The International Monetary Fund (IMF) warned on Tuesday (April 9) that a no-deal Brexit would sacrifice between two and three years of normal economic growth for Britain’s economy between now and 2021, according to a report from Reuters.
Britain, which has the world’s fifth biggest economy, could potentially exit the European Union by as soon as Friday (April 12). Even with an orderly Brexit without a deal, the economy would take a huge hit – growth that is 3.5 percent less than it would be under a better Brexit.
“The increase in trade barriers has an immediate negative impact on U.K. foreign and domestic demand,” the IMF said.
The economy in the EU would also be affected, but not as much, as the IMF predicts a 0.5 percent decrease to gross domestic product (GDP). British goods being exported to the EU and other countries would face new regulations and tariffs if Britain went back to World Trade Organization rules.
The IMF, which in the past has been accused of politically motivated forecasts by Brexit supporters, said that a worst-case scenario, a no-deal Brexit would heighten the damage to around 4 percent of GDP by 2021.
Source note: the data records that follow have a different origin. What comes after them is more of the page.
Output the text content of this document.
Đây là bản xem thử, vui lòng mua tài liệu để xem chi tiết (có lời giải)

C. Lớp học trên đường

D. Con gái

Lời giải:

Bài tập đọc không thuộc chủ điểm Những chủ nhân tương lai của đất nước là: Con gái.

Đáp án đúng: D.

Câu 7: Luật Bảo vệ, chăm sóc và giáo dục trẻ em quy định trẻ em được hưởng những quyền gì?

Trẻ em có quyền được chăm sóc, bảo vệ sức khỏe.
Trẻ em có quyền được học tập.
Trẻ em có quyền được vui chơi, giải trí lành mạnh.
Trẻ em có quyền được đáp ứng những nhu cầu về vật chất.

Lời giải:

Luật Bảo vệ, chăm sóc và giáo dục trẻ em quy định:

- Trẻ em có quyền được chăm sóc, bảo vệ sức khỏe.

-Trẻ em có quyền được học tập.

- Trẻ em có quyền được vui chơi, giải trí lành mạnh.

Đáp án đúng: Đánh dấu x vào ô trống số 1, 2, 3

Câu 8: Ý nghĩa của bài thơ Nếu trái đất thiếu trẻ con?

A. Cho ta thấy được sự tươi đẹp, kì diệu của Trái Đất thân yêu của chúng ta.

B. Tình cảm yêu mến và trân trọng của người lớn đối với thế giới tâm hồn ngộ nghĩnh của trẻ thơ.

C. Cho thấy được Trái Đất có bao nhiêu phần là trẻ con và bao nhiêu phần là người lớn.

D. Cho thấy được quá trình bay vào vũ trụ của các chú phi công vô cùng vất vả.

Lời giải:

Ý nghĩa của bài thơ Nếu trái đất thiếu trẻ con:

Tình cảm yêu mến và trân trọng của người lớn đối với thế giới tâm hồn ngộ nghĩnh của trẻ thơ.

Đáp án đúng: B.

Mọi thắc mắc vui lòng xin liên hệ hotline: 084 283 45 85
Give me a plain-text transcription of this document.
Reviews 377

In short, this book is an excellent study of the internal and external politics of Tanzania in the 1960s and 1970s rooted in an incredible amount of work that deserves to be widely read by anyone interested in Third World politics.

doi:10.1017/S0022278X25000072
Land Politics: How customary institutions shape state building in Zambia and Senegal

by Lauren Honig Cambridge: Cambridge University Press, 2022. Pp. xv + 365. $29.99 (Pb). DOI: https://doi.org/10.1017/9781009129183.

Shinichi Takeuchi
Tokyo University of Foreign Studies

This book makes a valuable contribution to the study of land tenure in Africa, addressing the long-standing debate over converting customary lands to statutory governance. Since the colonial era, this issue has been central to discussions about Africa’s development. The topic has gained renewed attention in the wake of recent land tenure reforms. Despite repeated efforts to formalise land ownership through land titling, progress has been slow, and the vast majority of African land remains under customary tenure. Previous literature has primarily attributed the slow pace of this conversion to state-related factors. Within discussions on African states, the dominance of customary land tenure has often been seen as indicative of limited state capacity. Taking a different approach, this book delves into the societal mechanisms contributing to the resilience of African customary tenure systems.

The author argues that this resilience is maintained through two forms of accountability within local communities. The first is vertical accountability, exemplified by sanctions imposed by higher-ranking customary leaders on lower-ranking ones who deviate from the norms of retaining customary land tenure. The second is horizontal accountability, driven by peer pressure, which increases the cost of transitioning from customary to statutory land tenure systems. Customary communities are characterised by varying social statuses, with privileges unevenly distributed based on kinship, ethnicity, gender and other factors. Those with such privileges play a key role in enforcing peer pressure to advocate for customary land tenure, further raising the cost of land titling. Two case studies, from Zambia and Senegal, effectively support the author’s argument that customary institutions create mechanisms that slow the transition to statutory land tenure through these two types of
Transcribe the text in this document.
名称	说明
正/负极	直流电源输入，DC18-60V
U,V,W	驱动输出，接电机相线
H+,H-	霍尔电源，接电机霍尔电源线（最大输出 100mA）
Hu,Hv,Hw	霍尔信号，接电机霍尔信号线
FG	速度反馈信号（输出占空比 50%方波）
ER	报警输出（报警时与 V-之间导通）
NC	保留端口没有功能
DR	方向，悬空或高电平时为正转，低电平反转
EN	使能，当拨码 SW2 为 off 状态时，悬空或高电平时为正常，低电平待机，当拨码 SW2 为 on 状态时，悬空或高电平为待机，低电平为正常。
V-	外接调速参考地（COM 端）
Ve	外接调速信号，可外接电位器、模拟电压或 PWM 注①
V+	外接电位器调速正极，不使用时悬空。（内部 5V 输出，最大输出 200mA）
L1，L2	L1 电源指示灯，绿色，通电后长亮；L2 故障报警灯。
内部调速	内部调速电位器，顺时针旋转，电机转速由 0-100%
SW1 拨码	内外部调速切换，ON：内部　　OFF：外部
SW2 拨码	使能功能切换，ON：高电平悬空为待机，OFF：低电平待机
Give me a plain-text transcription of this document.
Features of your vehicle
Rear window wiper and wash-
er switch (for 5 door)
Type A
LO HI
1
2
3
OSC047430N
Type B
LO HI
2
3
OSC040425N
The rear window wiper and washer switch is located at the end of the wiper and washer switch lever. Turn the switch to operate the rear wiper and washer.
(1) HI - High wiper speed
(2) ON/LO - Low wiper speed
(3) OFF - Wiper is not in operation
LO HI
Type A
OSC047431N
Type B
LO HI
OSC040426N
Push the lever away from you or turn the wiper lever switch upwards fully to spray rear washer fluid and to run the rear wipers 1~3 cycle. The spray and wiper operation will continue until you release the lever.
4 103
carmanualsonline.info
The prediction took into consideration the U.K.’s decision not to put tariffs on most imports and also the cutting of interest rates by the Bank of England (BoE).
Britain’s Finance Ministry said it wanted a deal, but was making preparations for not having one. The Governor of the BoE Mark Carney said the government could only do so much to stem the damage a no-deal Brexit would cause.
Economic growth in Britain is forecasted to be at its lowest level since 2009, at 1.2 percent.
“The downward revisions … reflect the negative effect of prolonged uncertainty about the Brexit outcome, only partially offset by the positive impact from fiscal stimulus announced in the 2019 budget,” the IMF said.
It warned that the BoE should take a “cautious, data-dependent” approach when setting monetary policy.